忘却そのものを神格化した存在です。ヘシオドス『神統記』では争いの女神エリスが生んだ子の一柱で、後の時代には冥界を流れる川の名として語られるようになりました。
レテのローマ名は何ですか。
ローマでも同じくレテ(Lethe)です。名の置き換えは起きませんでした。ラテン語にも忘却を意味する語はありますが、冥界の川の名としてはギリシャ語がそのまま使われ続けました。
レテの川はホメロスに出てきますか。
出てきません。『オデュッセイア』の冥界に出てくる川はアケロン、コキュトス、ピュリプレゲトン、ステュクスです。

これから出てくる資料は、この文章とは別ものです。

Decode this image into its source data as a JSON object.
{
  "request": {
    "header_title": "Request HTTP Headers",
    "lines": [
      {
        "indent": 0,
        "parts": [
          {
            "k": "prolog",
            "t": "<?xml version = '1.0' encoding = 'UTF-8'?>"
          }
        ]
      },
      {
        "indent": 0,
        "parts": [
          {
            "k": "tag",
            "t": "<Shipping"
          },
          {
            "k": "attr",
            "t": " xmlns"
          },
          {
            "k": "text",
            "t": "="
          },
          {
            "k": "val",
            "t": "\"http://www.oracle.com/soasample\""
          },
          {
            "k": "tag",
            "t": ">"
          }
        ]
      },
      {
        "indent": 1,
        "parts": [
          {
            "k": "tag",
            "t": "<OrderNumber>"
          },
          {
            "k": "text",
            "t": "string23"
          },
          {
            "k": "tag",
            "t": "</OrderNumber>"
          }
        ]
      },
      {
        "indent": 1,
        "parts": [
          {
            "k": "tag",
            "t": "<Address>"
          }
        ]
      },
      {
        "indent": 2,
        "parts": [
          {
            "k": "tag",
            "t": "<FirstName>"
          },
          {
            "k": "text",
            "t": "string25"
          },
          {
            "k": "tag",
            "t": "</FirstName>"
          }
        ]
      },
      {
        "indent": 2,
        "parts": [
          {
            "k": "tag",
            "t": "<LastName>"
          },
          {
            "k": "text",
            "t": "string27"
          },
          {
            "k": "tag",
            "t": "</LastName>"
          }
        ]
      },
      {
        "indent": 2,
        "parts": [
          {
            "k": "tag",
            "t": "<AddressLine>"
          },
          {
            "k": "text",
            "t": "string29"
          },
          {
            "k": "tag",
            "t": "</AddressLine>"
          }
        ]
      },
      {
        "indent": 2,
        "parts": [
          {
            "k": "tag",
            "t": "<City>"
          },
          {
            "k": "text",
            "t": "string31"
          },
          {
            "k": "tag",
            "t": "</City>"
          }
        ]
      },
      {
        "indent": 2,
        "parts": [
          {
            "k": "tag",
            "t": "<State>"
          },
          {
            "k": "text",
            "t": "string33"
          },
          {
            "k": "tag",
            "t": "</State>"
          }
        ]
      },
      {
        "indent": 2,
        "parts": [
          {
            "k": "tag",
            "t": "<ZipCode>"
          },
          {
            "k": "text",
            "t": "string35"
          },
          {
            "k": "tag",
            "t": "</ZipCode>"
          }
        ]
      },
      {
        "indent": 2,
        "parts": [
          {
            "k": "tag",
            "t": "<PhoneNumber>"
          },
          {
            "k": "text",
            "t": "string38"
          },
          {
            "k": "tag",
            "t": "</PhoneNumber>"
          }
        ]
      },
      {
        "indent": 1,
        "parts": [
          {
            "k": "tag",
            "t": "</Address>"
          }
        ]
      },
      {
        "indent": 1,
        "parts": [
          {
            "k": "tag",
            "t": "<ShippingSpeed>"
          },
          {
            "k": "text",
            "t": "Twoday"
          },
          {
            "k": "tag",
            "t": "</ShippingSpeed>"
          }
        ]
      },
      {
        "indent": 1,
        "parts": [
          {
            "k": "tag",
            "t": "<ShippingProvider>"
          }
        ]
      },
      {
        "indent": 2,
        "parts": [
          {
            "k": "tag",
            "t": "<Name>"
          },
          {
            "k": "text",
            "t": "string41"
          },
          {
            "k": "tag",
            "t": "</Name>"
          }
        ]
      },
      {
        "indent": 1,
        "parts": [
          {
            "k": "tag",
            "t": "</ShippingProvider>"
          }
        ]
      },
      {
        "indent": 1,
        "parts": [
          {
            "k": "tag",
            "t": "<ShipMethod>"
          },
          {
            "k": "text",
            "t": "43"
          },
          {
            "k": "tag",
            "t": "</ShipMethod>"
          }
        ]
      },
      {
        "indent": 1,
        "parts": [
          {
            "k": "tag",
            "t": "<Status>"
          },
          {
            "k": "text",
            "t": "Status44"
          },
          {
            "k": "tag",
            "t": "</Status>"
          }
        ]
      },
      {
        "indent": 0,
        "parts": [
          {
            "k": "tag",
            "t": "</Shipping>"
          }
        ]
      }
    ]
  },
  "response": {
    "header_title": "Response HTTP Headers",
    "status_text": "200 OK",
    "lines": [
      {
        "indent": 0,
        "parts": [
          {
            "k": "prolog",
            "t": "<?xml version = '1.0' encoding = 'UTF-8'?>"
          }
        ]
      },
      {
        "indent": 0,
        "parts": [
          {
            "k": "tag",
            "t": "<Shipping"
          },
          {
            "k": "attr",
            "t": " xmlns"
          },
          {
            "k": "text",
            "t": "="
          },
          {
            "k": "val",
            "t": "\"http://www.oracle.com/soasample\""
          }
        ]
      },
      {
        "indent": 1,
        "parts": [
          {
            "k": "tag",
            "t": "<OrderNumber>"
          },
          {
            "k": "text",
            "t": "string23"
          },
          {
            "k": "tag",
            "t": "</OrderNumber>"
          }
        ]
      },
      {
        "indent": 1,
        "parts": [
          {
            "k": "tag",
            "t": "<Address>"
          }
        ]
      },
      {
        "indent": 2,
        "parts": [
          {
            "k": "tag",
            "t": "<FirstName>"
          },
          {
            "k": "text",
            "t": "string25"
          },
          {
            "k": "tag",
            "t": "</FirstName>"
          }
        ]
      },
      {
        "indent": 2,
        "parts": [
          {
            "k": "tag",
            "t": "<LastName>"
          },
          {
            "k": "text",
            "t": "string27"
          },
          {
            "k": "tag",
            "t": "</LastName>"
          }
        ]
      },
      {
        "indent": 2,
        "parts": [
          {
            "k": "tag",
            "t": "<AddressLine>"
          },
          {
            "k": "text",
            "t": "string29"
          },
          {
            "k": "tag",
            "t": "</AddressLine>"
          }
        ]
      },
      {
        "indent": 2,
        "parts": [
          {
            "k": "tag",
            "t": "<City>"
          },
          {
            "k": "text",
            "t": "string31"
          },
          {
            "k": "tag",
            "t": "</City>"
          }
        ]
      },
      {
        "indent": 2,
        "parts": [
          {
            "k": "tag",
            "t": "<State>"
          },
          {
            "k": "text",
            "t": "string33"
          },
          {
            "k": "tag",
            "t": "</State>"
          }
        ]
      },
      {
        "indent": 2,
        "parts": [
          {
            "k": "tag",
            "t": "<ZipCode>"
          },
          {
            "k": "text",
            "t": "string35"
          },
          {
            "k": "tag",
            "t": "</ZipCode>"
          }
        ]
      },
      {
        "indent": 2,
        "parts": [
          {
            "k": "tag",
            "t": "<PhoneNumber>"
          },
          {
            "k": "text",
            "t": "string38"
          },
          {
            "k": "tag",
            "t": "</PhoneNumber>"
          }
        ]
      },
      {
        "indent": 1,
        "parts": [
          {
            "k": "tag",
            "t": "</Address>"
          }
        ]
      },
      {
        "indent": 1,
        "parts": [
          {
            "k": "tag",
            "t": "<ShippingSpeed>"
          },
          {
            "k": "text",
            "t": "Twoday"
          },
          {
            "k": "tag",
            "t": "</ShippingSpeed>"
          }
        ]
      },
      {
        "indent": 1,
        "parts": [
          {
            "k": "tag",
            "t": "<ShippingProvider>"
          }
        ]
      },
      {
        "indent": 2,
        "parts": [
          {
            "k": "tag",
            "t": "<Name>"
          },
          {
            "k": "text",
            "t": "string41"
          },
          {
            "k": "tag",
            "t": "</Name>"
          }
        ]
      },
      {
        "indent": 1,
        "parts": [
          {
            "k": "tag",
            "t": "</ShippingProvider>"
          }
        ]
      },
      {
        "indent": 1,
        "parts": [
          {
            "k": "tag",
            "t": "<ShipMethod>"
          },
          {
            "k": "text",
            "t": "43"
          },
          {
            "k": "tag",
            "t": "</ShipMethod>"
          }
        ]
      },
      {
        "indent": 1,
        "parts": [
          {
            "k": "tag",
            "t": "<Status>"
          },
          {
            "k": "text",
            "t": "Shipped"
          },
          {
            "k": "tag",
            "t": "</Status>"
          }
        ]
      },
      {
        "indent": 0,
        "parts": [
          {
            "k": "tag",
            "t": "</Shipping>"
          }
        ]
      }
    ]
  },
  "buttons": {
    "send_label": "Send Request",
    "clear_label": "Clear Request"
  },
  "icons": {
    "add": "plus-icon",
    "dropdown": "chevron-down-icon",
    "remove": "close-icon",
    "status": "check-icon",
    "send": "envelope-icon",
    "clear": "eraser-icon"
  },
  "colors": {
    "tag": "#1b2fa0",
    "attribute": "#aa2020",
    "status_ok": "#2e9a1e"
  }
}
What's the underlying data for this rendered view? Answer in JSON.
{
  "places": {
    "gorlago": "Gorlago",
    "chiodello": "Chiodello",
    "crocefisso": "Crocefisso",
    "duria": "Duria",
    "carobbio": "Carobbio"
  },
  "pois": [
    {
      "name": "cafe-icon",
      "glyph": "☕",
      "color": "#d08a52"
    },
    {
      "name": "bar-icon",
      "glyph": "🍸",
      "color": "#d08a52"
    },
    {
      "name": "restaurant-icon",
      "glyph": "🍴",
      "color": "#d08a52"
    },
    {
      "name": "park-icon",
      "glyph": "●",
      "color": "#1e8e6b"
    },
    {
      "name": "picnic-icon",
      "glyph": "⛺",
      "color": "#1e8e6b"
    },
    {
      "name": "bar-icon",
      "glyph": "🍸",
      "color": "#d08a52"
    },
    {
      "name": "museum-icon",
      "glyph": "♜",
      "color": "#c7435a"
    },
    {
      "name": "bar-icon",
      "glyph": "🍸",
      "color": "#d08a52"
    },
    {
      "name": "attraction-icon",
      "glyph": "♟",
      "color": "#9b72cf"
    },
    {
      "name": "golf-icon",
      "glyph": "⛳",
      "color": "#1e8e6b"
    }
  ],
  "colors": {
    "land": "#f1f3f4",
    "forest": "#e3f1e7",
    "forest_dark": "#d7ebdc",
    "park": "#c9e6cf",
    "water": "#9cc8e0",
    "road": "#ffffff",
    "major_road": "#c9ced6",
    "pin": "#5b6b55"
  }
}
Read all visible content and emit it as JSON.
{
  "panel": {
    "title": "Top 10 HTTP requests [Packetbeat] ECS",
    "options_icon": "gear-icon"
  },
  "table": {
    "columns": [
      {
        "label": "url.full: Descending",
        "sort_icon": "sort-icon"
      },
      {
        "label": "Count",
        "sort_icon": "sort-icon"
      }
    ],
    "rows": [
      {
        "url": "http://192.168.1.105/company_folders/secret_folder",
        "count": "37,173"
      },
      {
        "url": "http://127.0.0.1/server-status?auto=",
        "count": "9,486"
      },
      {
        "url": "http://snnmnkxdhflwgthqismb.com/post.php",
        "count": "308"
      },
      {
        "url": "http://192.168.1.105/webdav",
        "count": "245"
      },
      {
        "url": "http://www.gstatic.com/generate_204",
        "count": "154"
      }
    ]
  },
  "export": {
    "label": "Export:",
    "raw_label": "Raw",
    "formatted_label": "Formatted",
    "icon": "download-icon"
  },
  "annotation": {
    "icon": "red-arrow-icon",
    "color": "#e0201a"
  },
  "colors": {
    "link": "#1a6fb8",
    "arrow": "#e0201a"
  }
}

ホメロスの死者は記憶を保っており、忘れる冥界という考え方は後の時代に加わったものです。
なぜ忘却が災いとされたのですか。
文字が普及する前の社会では、系譜も掟も技も詩も、覚えていなければ失われたためです。『神統記』では、忘却は飢えや殺戮と同じ列に並べられています。記憶の女神ムネモシュネが学芸の女神ムーサたちの母であることも、同じ考え方から出ています。
レテとムネモシュネはどういう関係ですか。
対になる存在です。ボイオティア地方のトロポニオスの神託所では、参詣者がレテの泉とムネモシュネの泉を続けて飲みました。過去を忘れ、これから見るものを覚えるためです。
真理を意味するギリシャ語とレテは関係がありますか。
あります。真理を意味するアレテイアは、打ち消しの接頭辞にレテを付けた形で、「隠れていないこと」を意味します。古代ギリシャでは、真理は発見するものではなく、覆いが取れた状態と考えられていました。
レテを祀った神殿はありますか。
ありません。信仰の対象になった記録も残っていません。トロポニオスの神託所にレテの泉がありましたが、祀られたのは神託の主であるトロポニオスです。